Les nus de Nicolas de Staël s’offrent et se dérobent au regard. La figure est bien là, reconnaissable dans une posture à la fois aérienne et solide. Cette femme, inondée d’une lumière aveuglante fait corps avec une falaise d’un gris sombre agrémenté de traces bleues et roses. L’oblique du corps rencontre la pente abrupte de la falaise. L’effacement et le grattage de la peinture donnent au tableau une qualité énigmatique, accentuée par la présence d’un paysage marin en contrebas. La mer est d’un bleu indigo soutenu par un gris anthracite ; le ciel est menaçant, imprégné d’un gris encore plus sombre. Des vestiges de lumière apparaissent au gré du passage de la brosse ou du couteau, l’horizon est souligné par la présence d’une forme blanche, un port dans le lointain, une présence lumineuse qui donne au tableau une profondeur hypnotique. Qui est cette nymphe barrée de bandeaux noirs ? Elle est un rêve éveillé, le rêve du peintre en quête d’absolu.



Paysage en Provence, 1953
Huile sur toile, 81 x 65 cm

Ménerbes
Pour découvrir le village de Ménerbes, cliquez ici

« Dans cette vie qui cheminait vers sa fin, il avait choisi Ménerbes. « Je suis ici mais au fond je ne suis nulle part », écrivait-il avant d’y passer l’hiver. Le nom de Ménerbes dérivait probablement de Minerve, déesse romaine en qui s’alliaient la guerre et la sagesse. Lui se sentait le fantôme d’une existence laissée derrière lui. Il avançait « en absent » tout en se nourrissant plus que quiconque de ce qu’il éprouvait. Étrange combinaison qu’imposait la création. Être là sans y être. Devoir se battre avec soi et le monde pour rejoindre l’essence de soi et du monde. Dans ce Sud qu’il avait convoité, il avait guerroyé contre la solitude et le soleil pour se rapprocher au plus près de sa vision. Vaincre l’adversité, c’était accepter sa loi. Peindre sans autre réconfort que le gain de la peinture. La Provence apprenait cela : la vie se confondrait à la quête, la violence et la dureté s’amalgameraient à la tranquille splendeur du résultat. »

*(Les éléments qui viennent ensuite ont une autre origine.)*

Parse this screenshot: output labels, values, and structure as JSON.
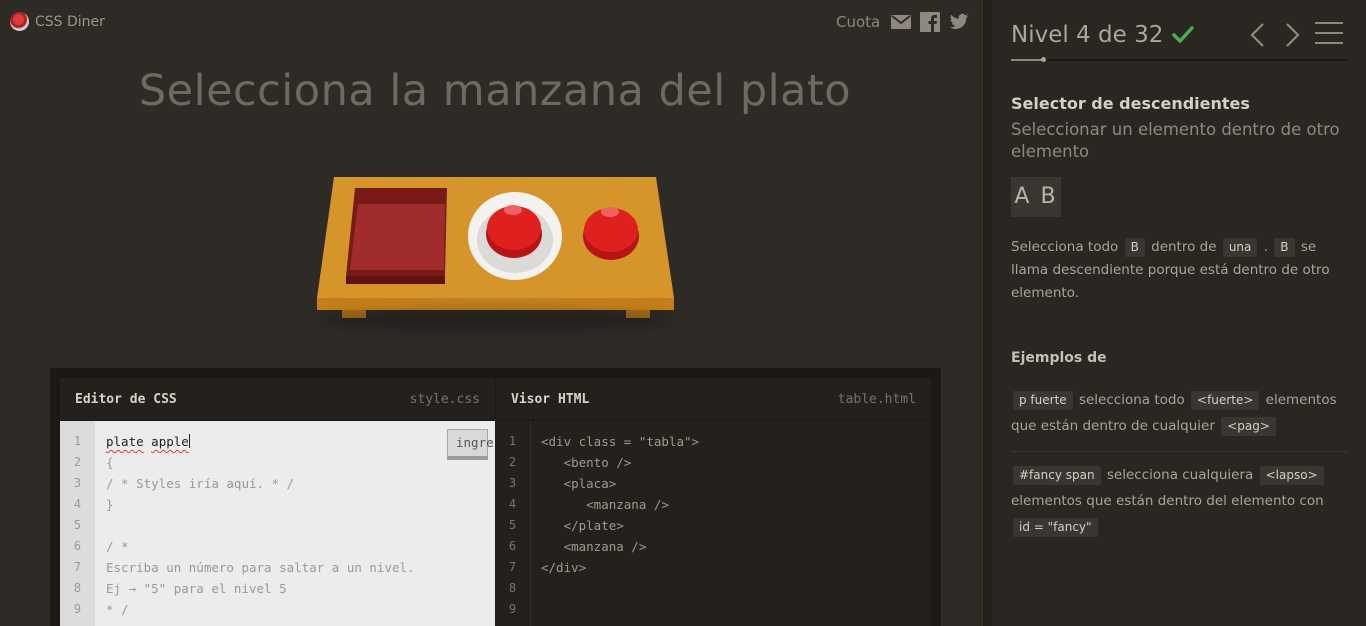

Stéphane Lambert, La sagesse et la guerre, Nicolas de Staël en Provence, culturespaces, Hazan, Paris, 2018, pp 76 & 77. 





Un renouvellement continu

« Ce que j’essaie, c’est un renouvellement continu, vraiment continu, et ce n’est pas facile. Ma peinture, je sais ce qu’elle est sous ses apparences, sa violence, ses perpétuels jeux de force, c’est une chose fragile dans le sens du bon, du sublime. C’est fragile comme l’amour. Je crois, pour autant que je puisse me contrôler, je cherche toujours à faire plus ou moins une action décisive de mes possibilités de peintre et lorsque je me rue sur une grande toile de format, lorsqu’elle devient bonne, je sens toujours atrocement une trop grande part de hasard, comme un vertige, une chance dans la force qui garde malgré tout son visage de chance, son côté virtuosité à rebours, et cela me met toujours dans des états lamentables de découragement. Je n’arrive pas à tenir, et même les toiles de trois mètres que j’entame et sur lesquelles je mets quelques touches par jour en y réfléchissant finissent toujours au vertige... »

Lettre à Jacques Dubourg, fin décembre 1954



Paysage, Agrigente, 1953-1954
Huile sur toile, 60 x 81 cm

Lettres à René Char
(de nombreuses lettres accompagnent le visiteur en regard des tableaux 
et affirment ainsi la pensée du peintre et ses interrogations.)

Cher René,

Merci de ta lettre. L’eau qui noyait ta plaine bout dans les nuages au ras des cyprès. Moi, je suis corps et âme devenu un fantôme qui peint des temples grecs et un nu si adorablement obsédant sans modèle, qu’il se répète et finit par se brouiller de larmes.

Ce n’est pas vraiment atroce, mais on touche souvent sa limite. Quand je pense à la Sicile, qui est elle-même un pays de vrais fantômes, où les conquérants seuls ont laissé quelques traces, je me dis que je suis dans un cercle d’étrangetés dont on ne sort jamais.
Quel ange, quelle folle de férocité, mais comment peut-on aimer les rêves.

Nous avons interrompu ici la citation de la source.